What is striking in the selection is that at first sight the books do not always seem all that special. For the most part they lack pictures on the cover, there is sometimes text, the front is often neutral. But inside it is a different story. Inside, the books explore, for instance, how new media can get a place in the book, such as the moving images from the work of Wendelien van Oldenborgh in Amateur. Inside too an exhibition is kept open that in fact closed a long time ago. Take the exhibition by the duo gerlach en koop that has now been reissued by Roma Publications. The show begins in that book at the front door and then wanders across the pages, focusing on the dusty floor and the crumbly skirting of art centre de Appel.
Artistic research is also carried out fully in the art book, which can immediately be shared with the reader. As in the ‘bird book’ Ornithology by Anne Geene and Arjan de Nooy, which looks like a scientific publication, but in which the gaze of the artists unmistakably dominates the inside. Formal research can also be cast in all sorts of forms, in a book that recalls a production catalogue such as that of Thomas Raat, with numbers, colours and forms that jump around the artworks. Or Evita Vasiljeva, who completed her time at De Ateliers and whose installations are continued in her publication. They are about depth and flatness, about looking at material that you would in fact like to feel. Annesas Appel added a CD to her book, in order to not only show her poetic research, but also to let readers hear how you can listen to the pictures in the book.
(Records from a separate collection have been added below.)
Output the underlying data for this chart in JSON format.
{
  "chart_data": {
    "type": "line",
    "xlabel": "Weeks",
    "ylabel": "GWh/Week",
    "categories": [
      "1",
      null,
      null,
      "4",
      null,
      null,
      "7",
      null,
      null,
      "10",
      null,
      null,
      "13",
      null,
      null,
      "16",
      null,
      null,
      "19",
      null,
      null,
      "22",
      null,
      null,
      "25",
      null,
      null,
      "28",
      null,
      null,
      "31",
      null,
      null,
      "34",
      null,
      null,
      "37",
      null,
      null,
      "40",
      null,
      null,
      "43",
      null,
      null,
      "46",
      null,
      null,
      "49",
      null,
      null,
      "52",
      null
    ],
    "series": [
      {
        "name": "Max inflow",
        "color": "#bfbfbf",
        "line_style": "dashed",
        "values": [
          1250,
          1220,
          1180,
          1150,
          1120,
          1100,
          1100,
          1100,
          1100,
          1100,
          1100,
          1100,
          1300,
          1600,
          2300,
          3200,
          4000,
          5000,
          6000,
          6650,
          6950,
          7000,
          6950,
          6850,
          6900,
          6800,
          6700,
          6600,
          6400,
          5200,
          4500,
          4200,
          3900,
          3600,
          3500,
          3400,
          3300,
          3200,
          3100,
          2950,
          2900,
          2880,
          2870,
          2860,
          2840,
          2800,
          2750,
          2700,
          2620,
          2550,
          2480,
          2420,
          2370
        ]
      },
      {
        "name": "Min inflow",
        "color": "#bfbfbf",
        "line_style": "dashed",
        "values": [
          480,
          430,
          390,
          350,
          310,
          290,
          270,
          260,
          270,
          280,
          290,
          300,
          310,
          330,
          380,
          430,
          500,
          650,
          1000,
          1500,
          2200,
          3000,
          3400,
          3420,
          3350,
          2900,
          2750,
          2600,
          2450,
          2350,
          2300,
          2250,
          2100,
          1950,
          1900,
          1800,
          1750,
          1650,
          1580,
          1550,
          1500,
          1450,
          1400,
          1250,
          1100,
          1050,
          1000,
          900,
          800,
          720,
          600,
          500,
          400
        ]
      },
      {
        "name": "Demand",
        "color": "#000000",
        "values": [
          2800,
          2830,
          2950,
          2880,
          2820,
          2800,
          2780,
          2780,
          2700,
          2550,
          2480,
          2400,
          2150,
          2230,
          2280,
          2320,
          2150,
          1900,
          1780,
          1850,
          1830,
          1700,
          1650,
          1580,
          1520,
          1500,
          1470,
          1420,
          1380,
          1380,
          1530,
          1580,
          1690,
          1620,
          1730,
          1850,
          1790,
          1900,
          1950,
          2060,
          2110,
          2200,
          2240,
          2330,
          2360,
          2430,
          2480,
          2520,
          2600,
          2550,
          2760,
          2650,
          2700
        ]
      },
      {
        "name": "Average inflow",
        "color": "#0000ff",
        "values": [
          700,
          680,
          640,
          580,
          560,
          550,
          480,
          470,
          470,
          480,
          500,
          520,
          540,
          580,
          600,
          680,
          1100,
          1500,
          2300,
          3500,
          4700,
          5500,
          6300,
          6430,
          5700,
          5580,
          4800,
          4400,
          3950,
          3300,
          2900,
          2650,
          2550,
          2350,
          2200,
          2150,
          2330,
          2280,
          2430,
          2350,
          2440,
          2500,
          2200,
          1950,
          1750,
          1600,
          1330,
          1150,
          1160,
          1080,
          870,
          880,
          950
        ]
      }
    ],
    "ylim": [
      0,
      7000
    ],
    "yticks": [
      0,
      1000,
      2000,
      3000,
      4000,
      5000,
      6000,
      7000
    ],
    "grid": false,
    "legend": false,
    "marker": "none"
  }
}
For me, two things always converge in the best art books: the artwork itself and something of the age in which it was made. Here on the table lies a book by Noëlle Cuppens that is genuinely on the verge of extinction. Using the last Letraset transfers from her collection, a typical product from the analogue era that is no longer made, Cuppens tries to recount Marguerite Duras’s last publication, C’est tout. Besides that I especially found plenty of examples of new possibilities. Such as the publication that is in fact too big for this table and sticks out a little. No wonder when you think that it has to contain the work of Ed Atkins, the artist who normally presents his HD videos on enormous screens. He transferred the hyperrealistic world that we are familiar with from the screen here on paper, together with designers and the printer. A very sharp world in a book that is too big for this world.